Camp X-Ray Images

Officials Decry Use of Outdated Images to Portray Gitmo

We’ve all seen them. In the news. In the papers. In the magazines. On the web.

Pictures and video of Camp X-Ray, Guantanamo Bay, Cuba:


Maybe a bit brutal and inhumane, no? Well, whatever you might think, just remember next time you see reports on the detention facility that Camp X-Ray has been closed since April 29, 2002.

Since then, detainees have been housed in more modern, comfortable facilities, and improvements continue.

“I’d like to think it’s for convenience” that media outlets still use footage that is more than three years old to portray the camp “rather than an attempt to try to portray the camp other than how it is today,” Army Brig. Gen. John Gong, deputy commander of Joint Task Force Guantanamo, said in an interview.

“More recent footage better depicts what it’s like here today,” he added.

Now, everything’s relative, of course. And “more modern, comfortable facilities” aren’t necessarily “modern, comfortable facilities”. But if there’s a real problem with the current facilities, why do we keep seeing pictures of the old facilities when we’re hearing about how awful Guantanamo is?

Camp X-Ray was a hastily built structure to deal with a rapidly changing situation in the war on terrorism. “It’s important to note that Camp X-Ray was thrown up in a matter of weeks,” Army Lt. Col. John Lonergan, commander of 1st Battalion, 18th Cavalry Regiment, said. Lonergan’s unit provides security at Guantanamo Bay.

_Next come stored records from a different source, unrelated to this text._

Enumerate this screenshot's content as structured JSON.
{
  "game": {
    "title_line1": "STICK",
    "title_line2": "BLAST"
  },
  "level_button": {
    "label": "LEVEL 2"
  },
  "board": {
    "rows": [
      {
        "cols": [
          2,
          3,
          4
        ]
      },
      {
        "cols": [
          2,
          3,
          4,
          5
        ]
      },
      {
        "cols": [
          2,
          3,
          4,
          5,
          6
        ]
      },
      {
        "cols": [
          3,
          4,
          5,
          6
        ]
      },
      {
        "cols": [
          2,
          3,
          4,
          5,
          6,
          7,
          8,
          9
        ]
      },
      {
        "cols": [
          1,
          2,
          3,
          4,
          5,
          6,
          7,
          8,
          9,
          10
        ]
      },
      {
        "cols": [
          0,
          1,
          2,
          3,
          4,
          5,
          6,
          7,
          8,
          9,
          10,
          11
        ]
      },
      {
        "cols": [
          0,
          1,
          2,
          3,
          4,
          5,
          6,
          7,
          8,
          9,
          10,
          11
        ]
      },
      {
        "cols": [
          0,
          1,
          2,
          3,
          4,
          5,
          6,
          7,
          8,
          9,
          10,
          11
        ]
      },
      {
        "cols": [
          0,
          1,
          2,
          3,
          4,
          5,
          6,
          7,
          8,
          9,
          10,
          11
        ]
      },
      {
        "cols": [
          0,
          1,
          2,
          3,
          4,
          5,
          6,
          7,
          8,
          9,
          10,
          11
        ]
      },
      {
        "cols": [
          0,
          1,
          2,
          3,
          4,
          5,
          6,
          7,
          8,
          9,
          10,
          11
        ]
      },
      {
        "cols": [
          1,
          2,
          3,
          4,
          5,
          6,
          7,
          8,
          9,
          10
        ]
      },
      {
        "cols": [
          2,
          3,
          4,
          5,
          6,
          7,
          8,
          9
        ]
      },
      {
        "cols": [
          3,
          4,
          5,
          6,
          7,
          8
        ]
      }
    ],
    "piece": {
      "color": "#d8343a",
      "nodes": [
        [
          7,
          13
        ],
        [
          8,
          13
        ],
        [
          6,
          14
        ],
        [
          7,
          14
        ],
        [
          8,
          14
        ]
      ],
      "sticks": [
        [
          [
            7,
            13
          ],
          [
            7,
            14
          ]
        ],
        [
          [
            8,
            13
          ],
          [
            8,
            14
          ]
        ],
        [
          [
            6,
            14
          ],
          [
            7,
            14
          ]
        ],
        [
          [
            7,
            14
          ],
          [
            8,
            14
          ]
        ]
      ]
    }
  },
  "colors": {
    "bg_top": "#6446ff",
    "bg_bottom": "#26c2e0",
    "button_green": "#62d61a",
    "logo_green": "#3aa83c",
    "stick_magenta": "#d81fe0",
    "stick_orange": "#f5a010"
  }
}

The facilities there were never meant to be used for long-term detention, he said. Engineers began construction on Camp Delta, which replaced Camp X-Ray in April 2002, shortly after detainees began arriving here.

Here’s Camp X-Ray today:


The newer, “more modern, comfortable facilities”:

Detainees in Camp 4, a part of Camp Delta and the least restrictive of the base’s detention facilities, live in communal 10-man bays and have nearly full-time access to exercise yards. Gong said officials with the American Correctional Association have looked at Camp Delta and say the facility is in accordance with the standard for modern prisons in the United States.

Camp 5, the newest facility, is designed after state-of-the-art correctional institutions in the United States. Camp 6, to be completed in summer 2006, will be even more modern. When Camp 6 is completed, it and Camp 5 will house 95 percent of the roughly 500 detainees held here now, Gong said.

Are games being played with Guantanamo Bay? You betcha. But they aren’t all being played by the US government.